Nova Espiral de Conflito?

Analistas do Institute for the Study of War (ISW) alertam que a reação violenta do novo regime pode levar a uma insurgência alauíta mais forte, alienando as minorias costeiras e gerando apoio para grupos insurgentes. Essa dinâmica pode facilmente sair do controle e evoluir para um conflito armado mais amplo. Um analista do Haaretz aponta que a inexperiência do novo regime pode contribuir para a formação de um movimento separatista. Um especialista do International Crisis Group considera que a violência indica que o novo governo não tem capacidade para lidar com múltiplos desafios simultaneamente, podendo ser envolvido em um ciclo contínuo de violência desestabilizador.

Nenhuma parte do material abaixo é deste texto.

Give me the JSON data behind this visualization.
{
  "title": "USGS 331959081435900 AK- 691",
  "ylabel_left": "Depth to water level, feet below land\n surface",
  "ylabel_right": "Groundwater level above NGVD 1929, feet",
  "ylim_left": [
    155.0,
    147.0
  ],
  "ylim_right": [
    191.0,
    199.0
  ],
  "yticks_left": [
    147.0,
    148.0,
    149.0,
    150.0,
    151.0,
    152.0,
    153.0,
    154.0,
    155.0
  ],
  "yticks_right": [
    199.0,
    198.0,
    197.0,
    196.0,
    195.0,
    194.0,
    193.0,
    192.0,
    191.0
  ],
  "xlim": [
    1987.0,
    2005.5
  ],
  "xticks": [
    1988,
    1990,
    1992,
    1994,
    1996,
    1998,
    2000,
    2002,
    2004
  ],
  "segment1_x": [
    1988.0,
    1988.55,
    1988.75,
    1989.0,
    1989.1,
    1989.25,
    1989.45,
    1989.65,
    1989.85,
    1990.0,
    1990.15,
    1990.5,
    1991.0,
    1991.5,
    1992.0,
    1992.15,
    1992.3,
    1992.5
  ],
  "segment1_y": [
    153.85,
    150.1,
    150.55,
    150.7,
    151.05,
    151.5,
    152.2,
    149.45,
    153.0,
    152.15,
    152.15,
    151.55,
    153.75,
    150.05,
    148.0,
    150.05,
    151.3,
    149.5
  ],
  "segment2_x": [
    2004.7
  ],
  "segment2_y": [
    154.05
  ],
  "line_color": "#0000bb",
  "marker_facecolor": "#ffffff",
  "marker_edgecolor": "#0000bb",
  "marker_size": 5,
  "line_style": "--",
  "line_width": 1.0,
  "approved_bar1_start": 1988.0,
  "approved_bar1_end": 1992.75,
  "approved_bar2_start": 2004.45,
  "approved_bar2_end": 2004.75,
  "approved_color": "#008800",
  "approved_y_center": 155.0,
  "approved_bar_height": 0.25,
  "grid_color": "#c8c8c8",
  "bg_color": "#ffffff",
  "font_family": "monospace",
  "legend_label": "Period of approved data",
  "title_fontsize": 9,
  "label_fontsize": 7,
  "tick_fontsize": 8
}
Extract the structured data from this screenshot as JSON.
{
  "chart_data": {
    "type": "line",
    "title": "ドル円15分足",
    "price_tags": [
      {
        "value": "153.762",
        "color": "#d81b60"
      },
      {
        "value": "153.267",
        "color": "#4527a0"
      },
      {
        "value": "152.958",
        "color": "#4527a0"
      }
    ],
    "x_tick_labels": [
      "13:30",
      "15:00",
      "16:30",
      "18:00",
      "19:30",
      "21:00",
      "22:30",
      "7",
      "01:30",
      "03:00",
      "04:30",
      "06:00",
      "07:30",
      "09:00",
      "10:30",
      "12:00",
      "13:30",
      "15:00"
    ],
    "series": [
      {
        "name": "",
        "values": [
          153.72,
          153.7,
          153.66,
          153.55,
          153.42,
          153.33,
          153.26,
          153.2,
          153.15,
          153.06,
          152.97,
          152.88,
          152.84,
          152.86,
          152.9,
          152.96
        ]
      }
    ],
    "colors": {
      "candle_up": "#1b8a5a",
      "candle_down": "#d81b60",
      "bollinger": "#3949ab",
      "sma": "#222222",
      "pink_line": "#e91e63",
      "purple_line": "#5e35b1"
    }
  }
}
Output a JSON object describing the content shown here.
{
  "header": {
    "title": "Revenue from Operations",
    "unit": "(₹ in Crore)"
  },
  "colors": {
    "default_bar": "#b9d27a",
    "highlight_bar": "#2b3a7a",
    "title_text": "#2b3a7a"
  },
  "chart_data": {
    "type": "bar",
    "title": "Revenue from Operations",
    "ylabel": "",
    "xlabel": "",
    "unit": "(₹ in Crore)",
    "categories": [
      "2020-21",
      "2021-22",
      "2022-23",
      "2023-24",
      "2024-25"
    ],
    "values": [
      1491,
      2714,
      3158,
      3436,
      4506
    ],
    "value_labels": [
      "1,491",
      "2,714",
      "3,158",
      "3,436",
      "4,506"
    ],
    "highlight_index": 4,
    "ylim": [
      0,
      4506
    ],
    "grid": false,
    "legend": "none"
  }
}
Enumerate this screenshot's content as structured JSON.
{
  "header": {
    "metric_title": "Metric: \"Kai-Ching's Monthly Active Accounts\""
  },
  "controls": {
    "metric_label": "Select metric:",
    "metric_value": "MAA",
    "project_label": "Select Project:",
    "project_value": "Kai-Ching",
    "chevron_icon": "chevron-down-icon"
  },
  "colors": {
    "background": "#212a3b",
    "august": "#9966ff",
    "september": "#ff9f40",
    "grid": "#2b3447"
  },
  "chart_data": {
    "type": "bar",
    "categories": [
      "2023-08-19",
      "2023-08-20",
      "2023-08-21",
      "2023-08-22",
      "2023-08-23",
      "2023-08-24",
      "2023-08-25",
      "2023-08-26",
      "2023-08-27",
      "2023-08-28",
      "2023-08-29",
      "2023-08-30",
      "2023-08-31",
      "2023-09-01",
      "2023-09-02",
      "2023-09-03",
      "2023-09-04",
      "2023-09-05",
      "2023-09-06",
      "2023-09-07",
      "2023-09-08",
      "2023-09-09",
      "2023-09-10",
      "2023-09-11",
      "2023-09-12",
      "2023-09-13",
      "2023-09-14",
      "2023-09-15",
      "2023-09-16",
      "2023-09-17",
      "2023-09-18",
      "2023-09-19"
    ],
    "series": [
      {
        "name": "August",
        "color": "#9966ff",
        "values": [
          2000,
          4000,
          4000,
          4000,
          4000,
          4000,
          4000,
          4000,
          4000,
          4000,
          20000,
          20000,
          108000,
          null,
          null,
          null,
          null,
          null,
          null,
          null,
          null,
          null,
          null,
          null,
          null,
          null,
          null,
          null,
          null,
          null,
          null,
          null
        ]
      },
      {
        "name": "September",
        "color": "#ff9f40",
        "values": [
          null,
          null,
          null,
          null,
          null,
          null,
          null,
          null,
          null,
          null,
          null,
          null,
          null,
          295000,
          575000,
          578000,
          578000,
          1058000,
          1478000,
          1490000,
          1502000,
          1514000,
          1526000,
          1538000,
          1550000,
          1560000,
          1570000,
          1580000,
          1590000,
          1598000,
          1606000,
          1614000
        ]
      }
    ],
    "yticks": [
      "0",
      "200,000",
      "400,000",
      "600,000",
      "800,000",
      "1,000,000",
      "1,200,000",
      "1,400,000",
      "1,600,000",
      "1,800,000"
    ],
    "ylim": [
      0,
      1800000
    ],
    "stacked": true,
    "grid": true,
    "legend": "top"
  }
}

Ocupação Israelense e Aproximação com Drusos:

Além da violência sectária, a Síria enfrenta a persistência de dinâmicas da guerra civil, incluindo a atuação de atores externos. Israel aproveitou a queda de Assad para ocupar uma antiga zona-tampão desmilitarizada e intensificou ataques militares contra alvos sírios. Israel também sinaliza uma maior intervenção nos assuntos sírios, permitindo a entrada de drusos sírios nas Colinas de Golã ocupadas e indicando estar pronto para defender essa minoria. Essa estratégia reflete a antiga “doutrina da periferia” israelense de formar alianças com minorias não muçulmanas.

Tensões em Outras Regiões Sírias:

Outras tensões envolvem confrontos no norte da Síria entre forças curdas apoiadas pelos EUA (SDF) e facções pró-Turquia do FSA, aliadas ao HTS. A Turquia considera o principal componente do SDF, o YPG, uma organização terrorista e lançou ofensivas para tomar território curdo após o colapso do regime de Assad. Os EUA também continuam realizando ataques aéreos contra alvos ligados a grupos terroristas no noroeste da Síria.

Economia em Frangalhos:

A reconstrução da Síria, após mais de uma década de guerra civil que gerou milhões de refugiados, é um desafio colossal. A ONU estima que a reconstrução custará mais de US$ 400 bilhões. A economia sofreu um colapso drástico, com queda do PIB e das exportações. Sanções ocidentais contra o antigo regime de Assad ainda vigoram, apesar de algumas terem sido suspensas pela União Europeia e pelos EUA para setores específicos. O futuro da economia síria permanece incerto, dependendo do comportamento do novo regime.